Because shooting at the spotter is against the rules of girls tankery and the plotarmor allows a strong defence outside the tank as long as nobody says 'ITS DANGEROUS'
There were, including old ones for Leo2, and in USSR (Google "защита танка Т-54 типа Шатер" and "защита танка Т-54 типа Зонтик", at that time it was intended against RPGs, of course, not drones), and here in Ukraine we had exactly the thing you proposed - folding overhead anti-drone screens on vehicles.

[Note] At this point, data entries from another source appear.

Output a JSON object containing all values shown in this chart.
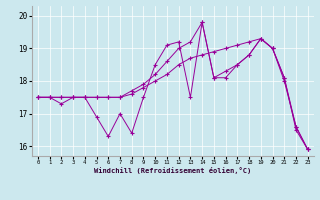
{
  "xlabel": "Windchill (Refroidissement éolien,°C)",
  "background_color": "#cce8ee",
  "line_color": "#990099",
  "xlim": [
    -0.5,
    23.5
  ],
  "ylim": [
    15.7,
    20.3
  ],
  "yticks": [
    16,
    17,
    18,
    19,
    20
  ],
  "xticks": [
    0,
    1,
    2,
    3,
    4,
    5,
    6,
    7,
    8,
    9,
    10,
    11,
    12,
    13,
    14,
    15,
    16,
    17,
    18,
    19,
    20,
    21,
    22,
    23
  ],
  "series": [
    [
      17.5,
      17.5,
      17.3,
      17.5,
      17.5,
      16.9,
      16.3,
      17.0,
      16.4,
      17.5,
      18.5,
      19.1,
      19.2,
      17.5,
      19.8,
      18.1,
      18.1,
      18.5,
      18.8,
      19.3,
      19.0,
      18.1,
      16.6,
      15.9
    ],
    [
      17.5,
      17.5,
      17.5,
      17.5,
      17.5,
      17.5,
      17.5,
      17.5,
      17.6,
      17.8,
      18.0,
      18.2,
      18.5,
      18.7,
      18.8,
      18.9,
      19.0,
      19.1,
      19.2,
      19.3,
      19.0,
      18.0,
      16.6,
      15.9
    ],
    [
      17.5,
      17.5,
      17.5,
      17.5,
      17.5,
      17.5,
      17.5,
      17.5,
      17.7,
      17.9,
      18.2,
      18.6,
      19.0,
      19.2,
      19.8,
      18.1,
      18.3,
      18.5,
      18.8,
      19.3,
      19.0,
      18.1,
      16.5,
      15.9
    ]
  ]
}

The answer to the question "why isn't this type of protection mass-produced", or rather "why aren't cope cages being made foldable", is that folding protection requires some resources and expertise to pull off, perhaps not that much, but still some, and with skill and resources you're better off with more conventional spaced/grate armour and ERA, otherwise it isn't worth it - not like cope cages significantly restrict the mobility of the tank in the steppes, anyway.
State actors don't implement folding screens for the same reason you see much less cope cages from ukrainians - because it's a fundamentally shitty and stupid solution. Proper solution against HEAT warheads from any direction is ERA, most russian tanks have outright crappy ERA coverage on turret roof, ours have it somewhat better. Rubber screens you see on Bulat tanks can also help, they are resin-metal mech composites and function as spaced armour to cover turret neck and areas around it.
Proper solution against FPV drones is radioelectronic warfare, signal intelligence and jamming, the latter one can be done by a short range jammer mounted on a vehicle, and/or a longer range semi-stationary jammer in protected position nearby. Signal intelligence gives you the position of drone operator, then you hit him with artillery or mortars. Same way you don't exactly try making tank threads which withstand mines - you get mine-clearing vehicles and send them forward.
If you want to do spaced armour for anti-drone protection - any state actor would develop a normal spaced armour package, which conforms to the shape of the vehicle, is spaced properly, and looks like conventional spaced armour screens. Any state actor besides Russia, apparently - they did have factory-produced cope cages for some tanks, but russia is a country of geniuses which installed ERA on the sides of T-80 so lazily that the whole screen fell off on trials and got stuck in suspension, can't imagine how one could be unable to do something which is routinely done by soldiers in field repair, of course.